Wobei die Beschleunigung und die Höchstgeschwindigkeit von etwa 150 km/h akzeptabel scheinen. Allerdings sind die Motor- und Windgeräusche sowie der Geradeauslauf (besonders bei Seitenwind) - gelinde gesagt - gewöhnungsbedürftig. Und so pendelt man sich dann bei Tempo 120 ein, was dem Wagen auch eher gerecht wird.

Zu beanstanden wäre auch die Innenraumbreite - was zuerst einmal paradox klingen mag, steht der Patrol doch relativ breit auf der Straße. Allerdings verzerren die Kotflügelverbreiterungen hier die Optik, außerdem trennt ein breiter Mitteltunnel die vorne Sitzenden, die dafür auf einem schmalen Gestühl mit wenig Armfreiheit vorlieb nehmen müssen.

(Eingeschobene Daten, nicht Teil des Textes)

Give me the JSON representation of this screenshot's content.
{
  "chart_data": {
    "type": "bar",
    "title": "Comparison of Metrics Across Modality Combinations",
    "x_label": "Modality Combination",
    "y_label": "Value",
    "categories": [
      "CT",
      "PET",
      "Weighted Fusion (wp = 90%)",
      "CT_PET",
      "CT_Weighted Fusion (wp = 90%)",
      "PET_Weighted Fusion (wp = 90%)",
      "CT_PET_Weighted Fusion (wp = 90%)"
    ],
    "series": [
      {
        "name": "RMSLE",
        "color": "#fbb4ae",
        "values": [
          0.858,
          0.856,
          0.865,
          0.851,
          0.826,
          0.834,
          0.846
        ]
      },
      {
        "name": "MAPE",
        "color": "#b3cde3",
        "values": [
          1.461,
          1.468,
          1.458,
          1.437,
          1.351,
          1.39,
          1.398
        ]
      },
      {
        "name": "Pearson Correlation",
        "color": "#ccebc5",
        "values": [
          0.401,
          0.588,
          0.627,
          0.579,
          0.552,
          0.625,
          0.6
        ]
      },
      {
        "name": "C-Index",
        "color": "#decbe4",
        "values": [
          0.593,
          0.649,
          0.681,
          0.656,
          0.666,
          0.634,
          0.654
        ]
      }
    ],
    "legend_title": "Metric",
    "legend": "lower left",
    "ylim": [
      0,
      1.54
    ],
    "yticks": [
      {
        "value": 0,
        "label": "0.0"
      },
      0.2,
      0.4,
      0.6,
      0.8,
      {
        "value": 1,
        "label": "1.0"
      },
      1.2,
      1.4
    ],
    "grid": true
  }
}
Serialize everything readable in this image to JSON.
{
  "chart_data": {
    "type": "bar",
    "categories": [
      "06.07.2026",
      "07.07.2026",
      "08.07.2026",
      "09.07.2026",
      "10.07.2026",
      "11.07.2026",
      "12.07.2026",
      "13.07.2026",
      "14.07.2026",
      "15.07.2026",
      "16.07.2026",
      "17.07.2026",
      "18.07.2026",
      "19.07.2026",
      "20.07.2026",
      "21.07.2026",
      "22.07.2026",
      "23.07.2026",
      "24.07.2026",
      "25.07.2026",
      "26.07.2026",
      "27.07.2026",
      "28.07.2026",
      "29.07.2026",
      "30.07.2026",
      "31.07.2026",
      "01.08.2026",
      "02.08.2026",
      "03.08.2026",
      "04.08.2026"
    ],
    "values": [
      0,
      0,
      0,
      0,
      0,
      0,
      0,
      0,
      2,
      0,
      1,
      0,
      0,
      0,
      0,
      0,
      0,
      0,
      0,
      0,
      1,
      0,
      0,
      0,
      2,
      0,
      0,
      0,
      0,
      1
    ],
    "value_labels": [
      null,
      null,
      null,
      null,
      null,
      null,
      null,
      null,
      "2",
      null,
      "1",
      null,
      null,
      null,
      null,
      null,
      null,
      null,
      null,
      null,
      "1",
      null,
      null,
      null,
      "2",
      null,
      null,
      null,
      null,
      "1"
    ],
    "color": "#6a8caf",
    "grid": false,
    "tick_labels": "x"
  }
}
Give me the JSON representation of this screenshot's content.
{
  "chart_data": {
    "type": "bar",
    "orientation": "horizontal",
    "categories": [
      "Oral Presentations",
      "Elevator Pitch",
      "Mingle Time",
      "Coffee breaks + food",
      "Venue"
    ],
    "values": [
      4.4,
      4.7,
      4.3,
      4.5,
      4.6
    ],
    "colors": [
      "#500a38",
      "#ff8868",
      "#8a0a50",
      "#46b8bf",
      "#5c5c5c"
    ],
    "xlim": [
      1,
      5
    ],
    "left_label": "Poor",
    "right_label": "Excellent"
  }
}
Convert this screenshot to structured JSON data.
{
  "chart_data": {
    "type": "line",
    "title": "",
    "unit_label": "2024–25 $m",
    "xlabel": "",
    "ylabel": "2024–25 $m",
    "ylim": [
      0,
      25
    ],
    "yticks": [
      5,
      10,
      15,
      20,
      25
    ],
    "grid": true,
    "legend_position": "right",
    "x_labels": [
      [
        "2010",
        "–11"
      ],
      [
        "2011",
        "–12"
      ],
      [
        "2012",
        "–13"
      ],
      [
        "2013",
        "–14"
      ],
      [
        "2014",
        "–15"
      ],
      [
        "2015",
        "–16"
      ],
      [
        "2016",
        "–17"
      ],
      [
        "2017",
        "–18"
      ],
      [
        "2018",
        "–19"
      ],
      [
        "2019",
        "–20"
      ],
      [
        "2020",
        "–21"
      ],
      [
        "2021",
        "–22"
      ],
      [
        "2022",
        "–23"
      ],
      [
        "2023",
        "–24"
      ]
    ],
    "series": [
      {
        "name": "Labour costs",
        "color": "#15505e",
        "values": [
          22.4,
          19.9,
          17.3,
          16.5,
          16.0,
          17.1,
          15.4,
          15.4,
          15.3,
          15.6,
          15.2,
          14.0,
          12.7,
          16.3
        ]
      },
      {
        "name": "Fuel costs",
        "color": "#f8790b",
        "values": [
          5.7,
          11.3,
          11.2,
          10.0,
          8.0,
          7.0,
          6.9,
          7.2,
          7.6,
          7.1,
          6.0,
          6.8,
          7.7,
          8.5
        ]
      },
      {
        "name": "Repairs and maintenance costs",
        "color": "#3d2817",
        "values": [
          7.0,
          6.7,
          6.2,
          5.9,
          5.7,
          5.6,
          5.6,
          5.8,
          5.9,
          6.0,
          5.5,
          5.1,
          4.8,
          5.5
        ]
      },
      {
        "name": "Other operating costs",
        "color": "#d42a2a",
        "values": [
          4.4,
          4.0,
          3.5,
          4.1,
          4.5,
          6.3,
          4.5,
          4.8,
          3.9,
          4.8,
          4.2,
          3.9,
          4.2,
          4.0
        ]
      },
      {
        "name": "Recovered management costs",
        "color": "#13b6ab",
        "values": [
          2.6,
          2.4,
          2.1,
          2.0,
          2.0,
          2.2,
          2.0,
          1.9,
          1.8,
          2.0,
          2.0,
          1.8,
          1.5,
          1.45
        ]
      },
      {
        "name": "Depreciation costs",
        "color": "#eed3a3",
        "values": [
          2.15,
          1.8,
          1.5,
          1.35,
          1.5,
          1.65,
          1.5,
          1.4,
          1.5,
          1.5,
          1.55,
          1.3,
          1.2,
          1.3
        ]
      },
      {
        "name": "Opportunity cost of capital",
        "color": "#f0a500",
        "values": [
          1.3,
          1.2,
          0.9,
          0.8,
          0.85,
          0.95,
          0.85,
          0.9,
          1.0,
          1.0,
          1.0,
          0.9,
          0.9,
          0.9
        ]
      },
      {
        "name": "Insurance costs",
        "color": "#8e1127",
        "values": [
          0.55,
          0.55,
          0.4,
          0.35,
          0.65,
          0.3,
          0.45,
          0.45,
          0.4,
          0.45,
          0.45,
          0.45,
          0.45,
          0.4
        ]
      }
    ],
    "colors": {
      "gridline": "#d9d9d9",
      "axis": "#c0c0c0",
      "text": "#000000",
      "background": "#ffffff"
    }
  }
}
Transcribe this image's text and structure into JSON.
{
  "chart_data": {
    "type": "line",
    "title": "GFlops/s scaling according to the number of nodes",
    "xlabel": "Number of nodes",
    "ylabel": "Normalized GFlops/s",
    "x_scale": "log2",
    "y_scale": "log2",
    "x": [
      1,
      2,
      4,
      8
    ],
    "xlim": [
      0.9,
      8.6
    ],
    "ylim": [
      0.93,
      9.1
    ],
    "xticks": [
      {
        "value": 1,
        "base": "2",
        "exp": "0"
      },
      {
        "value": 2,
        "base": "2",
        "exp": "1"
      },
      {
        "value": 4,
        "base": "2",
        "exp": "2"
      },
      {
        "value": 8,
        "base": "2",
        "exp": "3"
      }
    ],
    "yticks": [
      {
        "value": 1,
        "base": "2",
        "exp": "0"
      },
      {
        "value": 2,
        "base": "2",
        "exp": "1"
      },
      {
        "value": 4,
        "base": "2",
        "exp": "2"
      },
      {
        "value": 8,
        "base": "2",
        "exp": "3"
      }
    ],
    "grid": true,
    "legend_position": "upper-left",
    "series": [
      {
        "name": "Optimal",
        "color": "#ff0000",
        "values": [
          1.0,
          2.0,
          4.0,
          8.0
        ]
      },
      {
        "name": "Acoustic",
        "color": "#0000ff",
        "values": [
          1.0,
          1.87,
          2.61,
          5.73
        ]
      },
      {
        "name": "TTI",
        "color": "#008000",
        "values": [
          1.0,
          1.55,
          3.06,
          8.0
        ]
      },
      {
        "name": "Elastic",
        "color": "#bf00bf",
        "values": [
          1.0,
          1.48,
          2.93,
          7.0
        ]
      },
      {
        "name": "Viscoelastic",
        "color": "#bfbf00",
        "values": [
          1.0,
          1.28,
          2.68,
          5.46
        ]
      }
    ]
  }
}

Der Patrol ist ein Arbeitstier, das - zumeist mit einem Anhänger versehen (2,7 Tonnen sind möglich) - zum Wohle des Unternehmens eingesetzt wird. Man sieht ihn seltener vor der Oper und in den feineren Wohngegenden, für die Show gibt es bessere Gefährte, die zudem noch deutlich teurer sind. Mit einem Basispreis von 49 424,78 Mark bietet er viel Auto fürs Geld, da nimmt man dann auch den rauhen Motor, den großen Wendekreis und die zuweilen zu hohen Vebrauchswerte in Kauf. Schließlich wissen wir, daß es die Persönlichkeit des Fahrers ist, die den Patrol zu den Vollgasfahrten treibt, für die er gar nicht konzipiert ist.